Today we celebrate the death of our Lord and Saviour by eating and drinking around His table. 

The meal that we eat has been reduced to its barest elements. We do not eat the whole Passover as Jesus and his disciples did.  We only eat a small piece of bread and drink a sip of wine.

The Passover meal was one of the most important feasts of Israel – celebrating their redemption out of Egypt.  Jesus used it to point to his own sacrifice of redemption on the cross.  Christians do not celebrate the Passover in memory of Moses and the Egyptians but in memory of Jesus’ redemptive death for us.

So eating bread and drinking wine reminds us of his broken body in death and the covenant signed in his blood- the covenant of forgiveness and pardon.  It is in the activity of eating and drinking that we participate in this memorial. 
The bread remains bread and the wine remains wine.  But as we eat and drink in remembrance of him we share with each other in his death for us.

The framers of our Prayer Book were careful to remove superstition from the Lord’s Supper.  They knew that at the heart of the misunderstandings of the Lord’s Supper lay a profound misunderstanding of the Gospel.

So at the end of the Lord’s Supper they explain what kneeling during the Supper does, and importantly does not, mean. 
 “It is here declared, that … no Adoration is intended, or ought to be done, either to the Sacramental Bread and Wine, thereby bodily received, or unto any Corporeal Presence of Christ’s natural Flesh and Blood.  For the Sacramental Bread and Wine remain still in their very natural substances, and therefore may not be adored; (for that were Idolatry, to be abhorred of all faithful Christians;) and the natural body and blood of our Saviour Christ are in Heaven, and not here; it being against the truth of Christ’s natural body to be at one time in more places than one.”
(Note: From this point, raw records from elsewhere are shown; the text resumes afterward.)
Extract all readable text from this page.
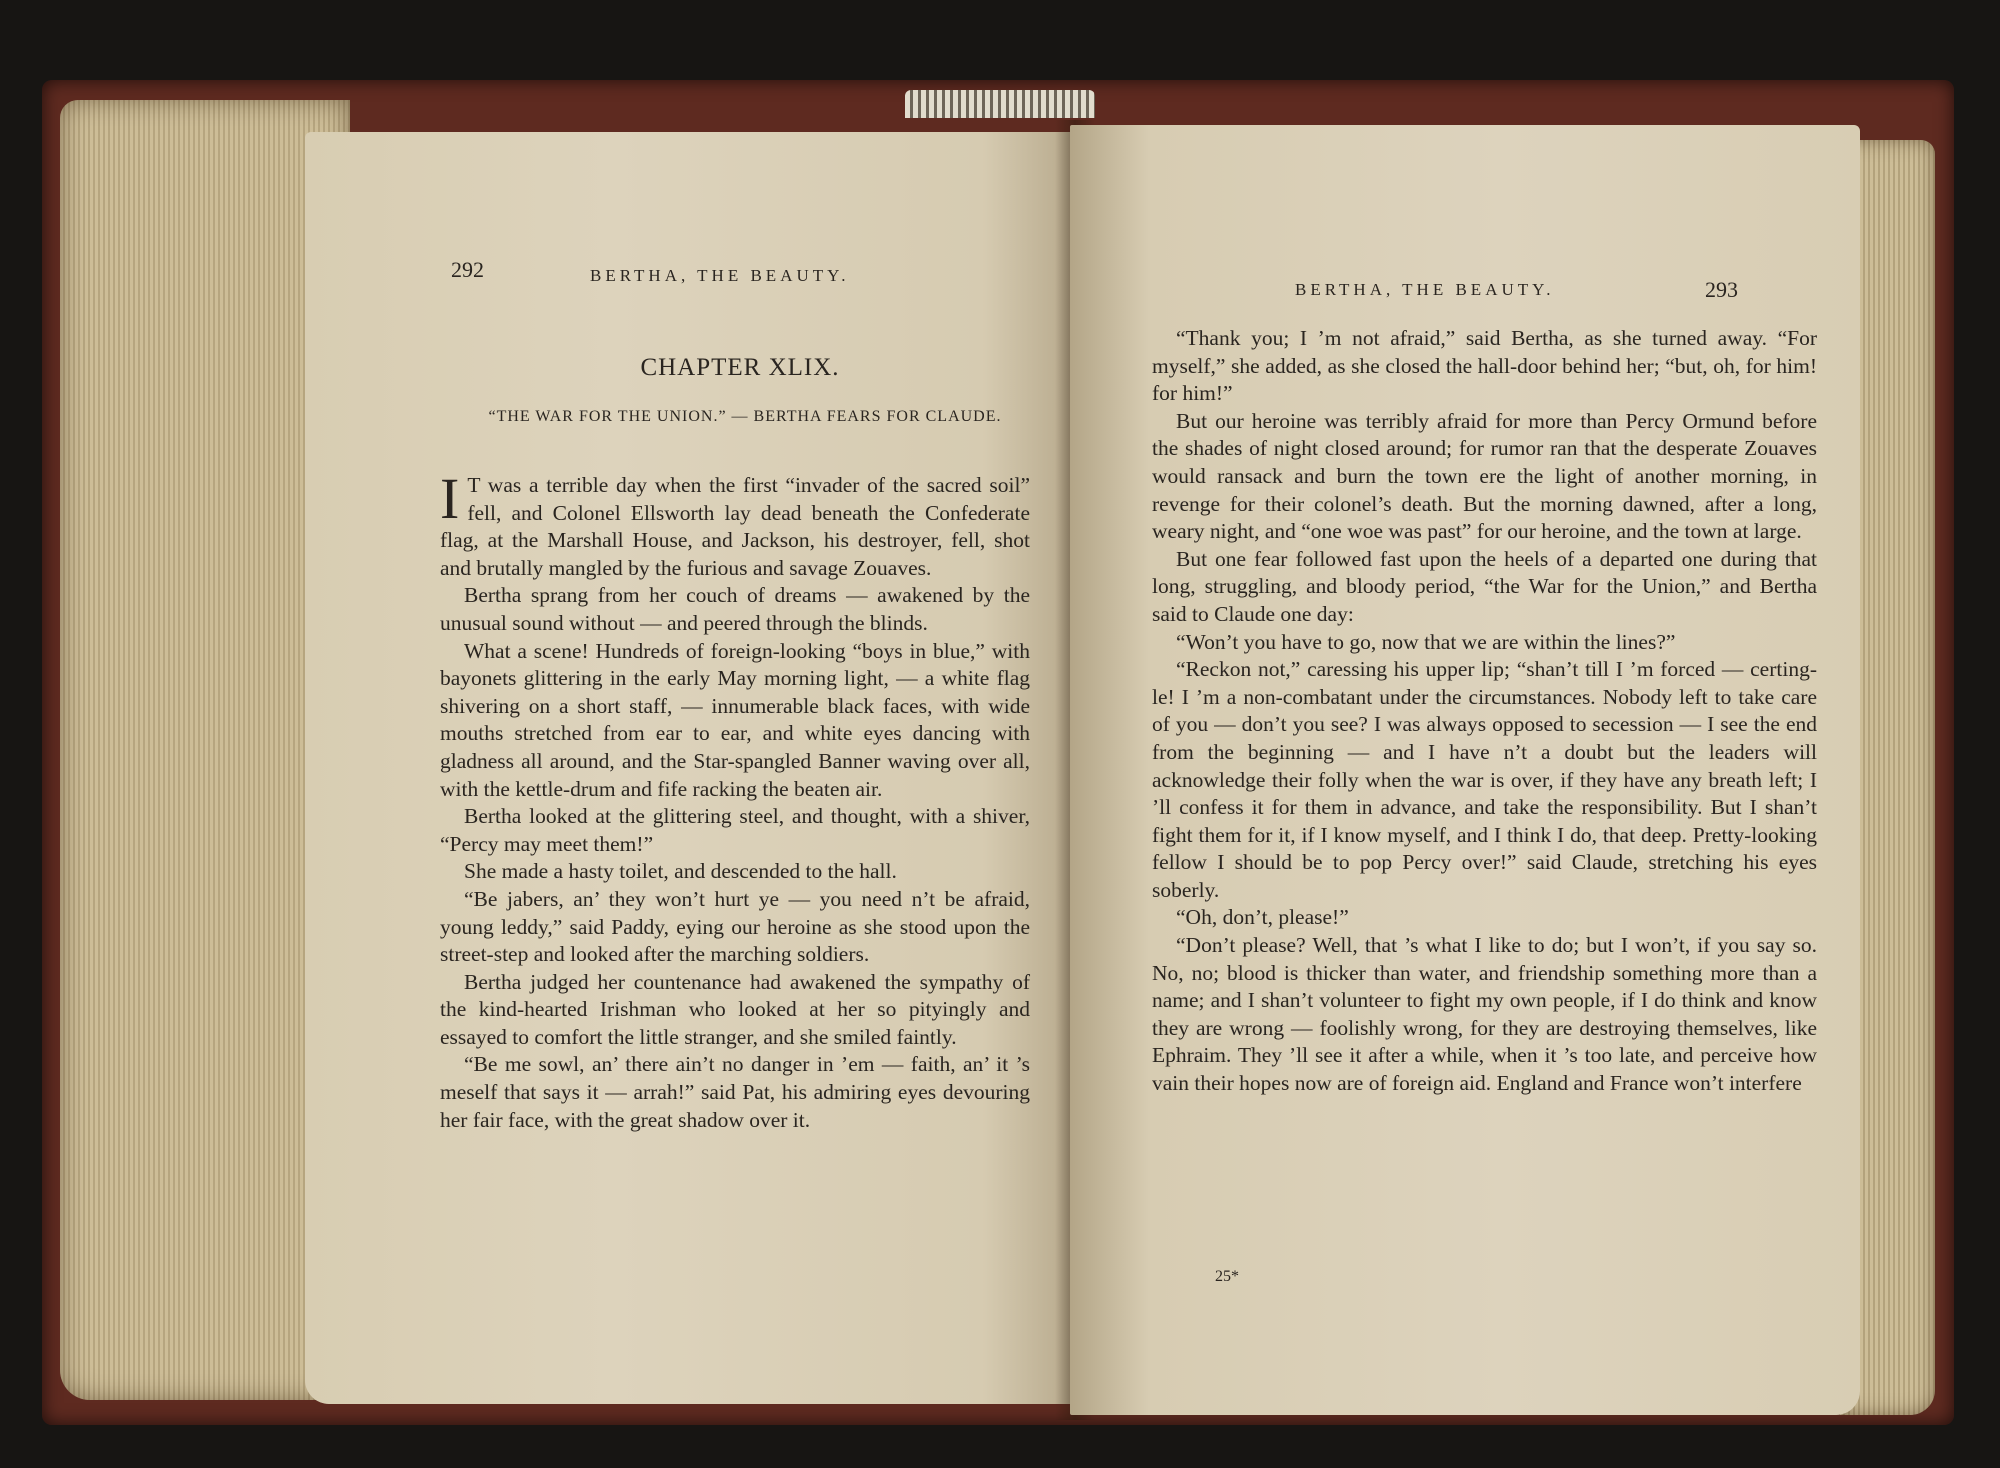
292	BERTHA, THE BEAUTY.
CHAPTER XLIX.
“THE WAR FOR THE UNION.” — BERTHA FEARS FOR CLAUDE.

I T was a terrible day when the first “invader of the sacred soil” fell, and Colonel Ellsworth lay dead beneath the Confederate flag, at the Marshall House, and Jackson, his destroyer, fell, shot and brutally mangled by the furious and savage Zouaves.

Bertha sprang from her couch of dreams — awakened by the unusual sound without — and peered through the blinds.

What a scene! Hundreds of foreign-looking “boys in blue,” with bayonets glittering in the early May morning light, — a white flag shivering on a short staff, — innumerable black faces, with wide mouths stretched from ear to ear, and white eyes dancing with gladness all around, and the Star-spangled Banner waving over all, with the kettle-drum and fife racking the beaten air.

Bertha looked at the glittering steel, and thought, with a shiver, “Percy may meet them!”

She made a hasty toilet, and descended to the hall.

“Be jabers, an’ they won’t hurt ye — you need n’t be afraid, young leddy,” said Paddy, eying our heroine as she stood upon the street-step and looked after the marching soldiers.

Bertha judged her countenance had awakened the sympathy of the kind-hearted Irishman who looked at her so pityingly and essayed to comfort the little stranger, and she smiled faintly.

“Be me sowl, an’ there ain’t no danger in ’em — faith, an’ it ’s meself that says it — arrah!” said Pat, his admiring eyes devouring her fair face, with the great shadow over it.

BERTHA, THE BEAUTY.	293

“Thank you; I ’m not afraid,” said Bertha, as she turned away. “For myself,” she added, as she closed the hall-door behind her; “but, oh, for him! for him!”

But our heroine was terribly afraid for more than Percy Ormund before the shades of night closed around; for rumor ran that the desperate Zouaves would ransack and burn the town ere the light of another morning, in revenge for their colonel’s death. But the morning dawned, after a long, weary night, and “one woe was past” for our heroine, and the town at large.

But one fear followed fast upon the heels of a departed one during that long, struggling, and bloody period, “the War for the Union,” and Bertha said to Claude one day:

“Won’t you have to go, now that we are within the lines?”

“Reckon not,” caressing his upper lip; “shan’t till I ’m forced — certing-le! I ’m a non-combatant under the circumstances. Nobody left to take care of you — don’t you see? I was always opposed to secession — I see the end from the beginning — and I have n’t a doubt but the leaders will acknowledge their folly when the war is over, if they have any breath left; I ’ll confess it for them in advance, and take the responsibility. But I shan’t fight them for it, if I know myself, and I think I do, that deep. Pretty-looking fellow I should be to pop Percy over!” said Claude, stretching his eyes soberly.

“Oh, don’t, please!”

“Don’t please? Well, that ’s what I like to do; but I won’t, if you say so. No, no; blood is thicker than water, and friendship something more than a name; and I shan’t volunteer to fight my own people, if I do think and know they are wrong — foolishly wrong, for they are destroying themselves, like Ephraim. They ’ll see it after a while, when it ’s too late, and perceive how vain their hopes now are of foreign aid. England and France won’t interfere

25*
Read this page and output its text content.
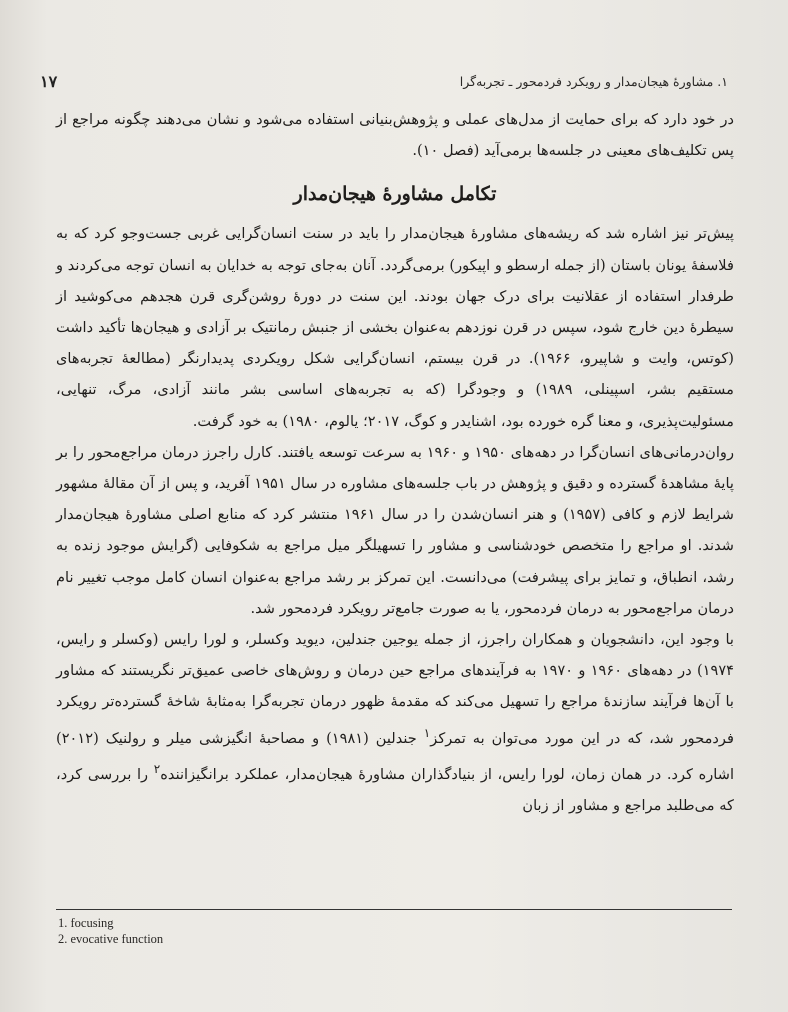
۱. مشاورۀ هیجان‌مدار و رویکرد فردمحور ـ تجربه‌گرا
۱۷

در خود دارد که برای حمایت از مدل‌های عملی و پژوهش‌بنیانی استفاده می‌شود و نشان می‌دهند چگونه مراجع از پس تکلیف‌های معینی در جلسه‌ها برمی‌آید (فصل ۱۰).

تکامل مشاورۀ هیجان‌مدار

پیش‌تر نیز اشاره شد که ریشه‌های مشاورۀ هیجان‌مدار را باید در سنت انسان‌گرایی غربی جست‌وجو کرد که به فلاسفۀ یونان باستان (از جمله ارسطو و اپیکور) برمی‌گردد. آنان به‌جای توجه به خدایان به انسان توجه می‌کردند و طرفدار استفاده از عقلانیت برای درک جهان بودند. این سنت در دورۀ روشن‌گری قرن هجدهم می‌کوشید از سیطرۀ دین خارج شود، سپس در قرن نوزدهم به‌عنوان بخشی از جنبش رمانتیک بر آزادی و هیجان‌ها تأکید داشت (کوتس، وایت و شاپیرو، ۱۹۶۶). در قرن بیستم، انسان‌گرایی شکل رویکردی پدیدارنگر (مطالعۀ تجربه‌های مستقیم بشر، اسپینلی، ۱۹۸۹) و وجودگرا (که به تجربه‌های اساسی بشر مانند آزادی، مرگ، تنهایی، مسئولیت‌پذیری، و معنا گره خورده بود، اشنایدر و کوگ، ۲۰۱۷؛ یالوم، ۱۹۸۰) به خود گرفت.

روان‌درمانی‌های انسان‌گرا در دهه‌های ۱۹۵۰ و ۱۹۶۰ به سرعت توسعه یافتند. کارل راجرز درمان مراجع‌محور را بر پایۀ مشاهدۀ گسترده و دقیق و پژوهش در باب جلسه‌های مشاوره در سال ۱۹۵۱ آفرید، و پس از آن مقالۀ مشهور شرایط لازم و کافی (۱۹۵۷) و هنر انسان‌شدن را در سال ۱۹۶۱ منتشر کرد که منابع اصلی مشاورۀ هیجان‌مدار شدند. او مراجع را متخصص خودشناسی و مشاور را تسهیلگر میل مراجع به شکوفایی (گرایش موجود زنده به رشد، انطباق، و تمایز برای پیشرفت) می‌دانست. این تمرکز بر رشد مراجع به‌عنوان انسان کامل موجب تغییر نام درمان مراجع‌محور به درمان فردمحور، یا به صورت جامع‌تر رویکرد فردمحور شد.

با وجود این، دانشجویان و همکاران راجرز، از جمله یوجین جندلین، دیوید وکسلر، و لورا رایس (وکسلر و رایس، ۱۹۷۴) در دهه‌های ۱۹۶۰ و ۱۹۷۰ به فرآیندهای مراجع حین درمان و روش‌های خاصی عمیق‌تر نگریستند که مشاور با آن‌ها فرآیند سازندۀ مراجع را تسهیل می‌کند که مقدمۀ ظهور درمان تجربه‌گرا به‌مثابۀ شاخۀ گسترده‌تر رویکرد فردمحور شد، که در این مورد می‌توان به تمرکز$^۱$ جندلین (۱۹۸۱) و مصاحبۀ انگیزشی میلر و رولنیک (۲۰۱۲) اشاره کرد. در همان زمان، لورا رایس، از بنیادگذاران مشاورۀ هیجان‌مدار، عملکرد برانگیزاننده$^۲$ را بررسی کرد، که می‌طلبد مراجع و مشاور از زبان

1. focusing
2. evocative function
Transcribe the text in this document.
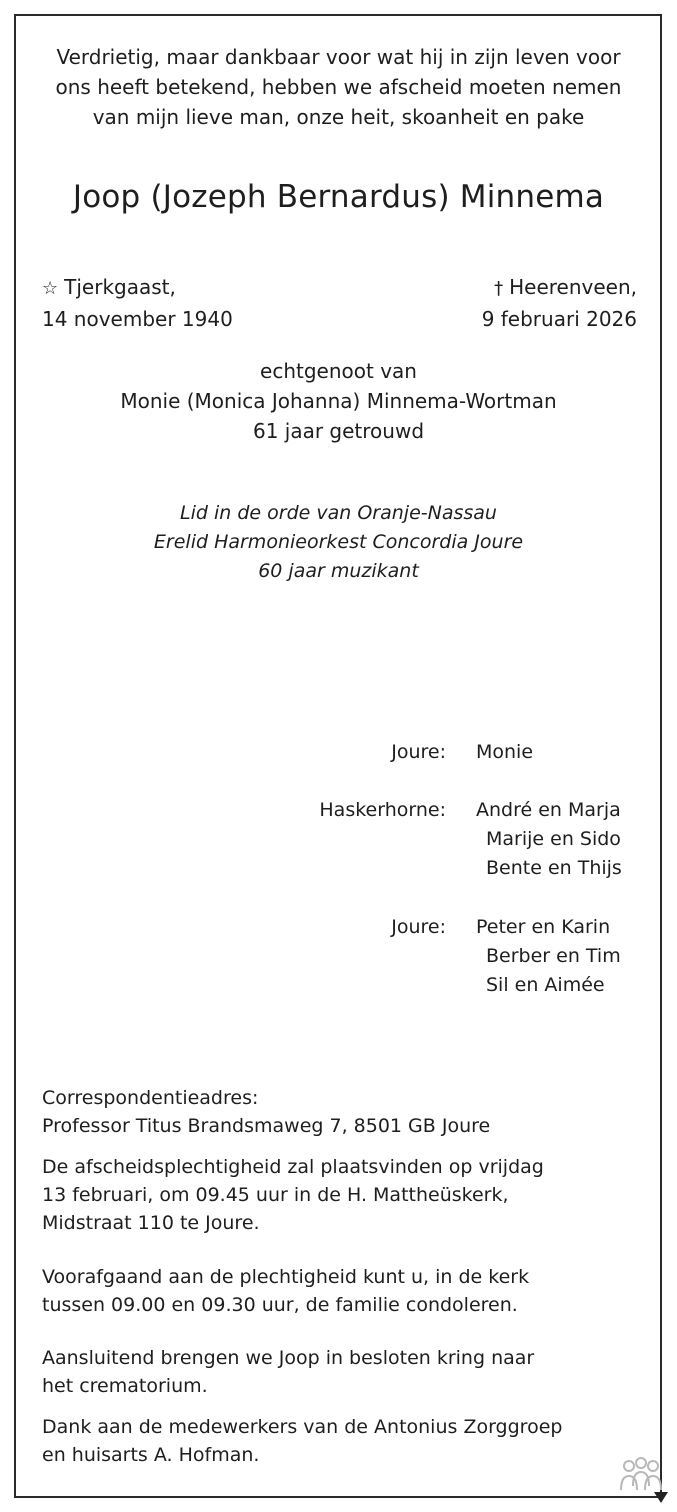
Verdrietig, maar dankbaar voor wat hij in zijn leven voor
ons heeft betekend, hebben we afscheid moeten nemen
van mijn lieve man, onze heit, skoanheit en pake
Joop (Jozeph Bernardus) Minnema
☆ Tjerkgaast,
14 november 1940
† Heerenveen,
9 februari 2026
echtgenoot van
Monie (Monica Johanna) Minnema-Wortman
61 jaar getrouwd
Lid in de orde van Oranje-Nassau
Erelid Harmonieorkest Concordia Joure
60 jaar muzikant
Joure: Monie
Haskerhorne: André en Marja
Marije en Sido
Bente en Thijs
Joure: Peter en Karin
Berber en Tim
Sil en Aimée
Correspondentieadres:
Professor Titus Brandsmaweg 7, 8501 GB Joure
De afscheidsplechtigheid zal plaatsvinden op vrijdag
13 februari, om 09.45 uur in de H. Mattheüskerk,
Midstraat 110 te Joure.
Voorafgaand aan de plechtigheid kunt u, in de kerk
tussen 09.00 en 09.30 uur, de familie condoleren.
Aansluitend brengen we Joop in besloten kring naar
het crematorium.
Dank aan de medewerkers van de Antonius Zorggroep
en huisarts A. Hofman.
We feed on Christ spiritually (“in our hearts by faith”) not physically with our mouths.  If a person is too sick to receive the bread and the wine “he doth eat and drink the Body and Blood of our Saviour Christ profitably to his soul’s health, although he do not receive the Sacrament with his mouth.”

Central to our remembrance of Christ is not the bread nor the wine but our fellowship of eating together as we remember his sacrifice for us.    So the Lord’s Supper is also called “Holy Communion” for it is a corporate meal that we share.  It is not to be celebrated alone -“There shall be no Celebration of the Lord’s Supper, except there be a convenient number to communicate”.  And we are exhorted most strongly to be in love and charity with our neighbours, even to the point that the Supper is to be denied to those who cannot or will not be reconciled to each other.

Our unity is to be a real unity of living in love and charity with each other – forgiving each other and being reconciled to each other – lest we eat and drink to our own condemnation.  It is not symbolised in the bread or the wine but in eating and drinking together in remembrance of Christ’s sacrificial death for us.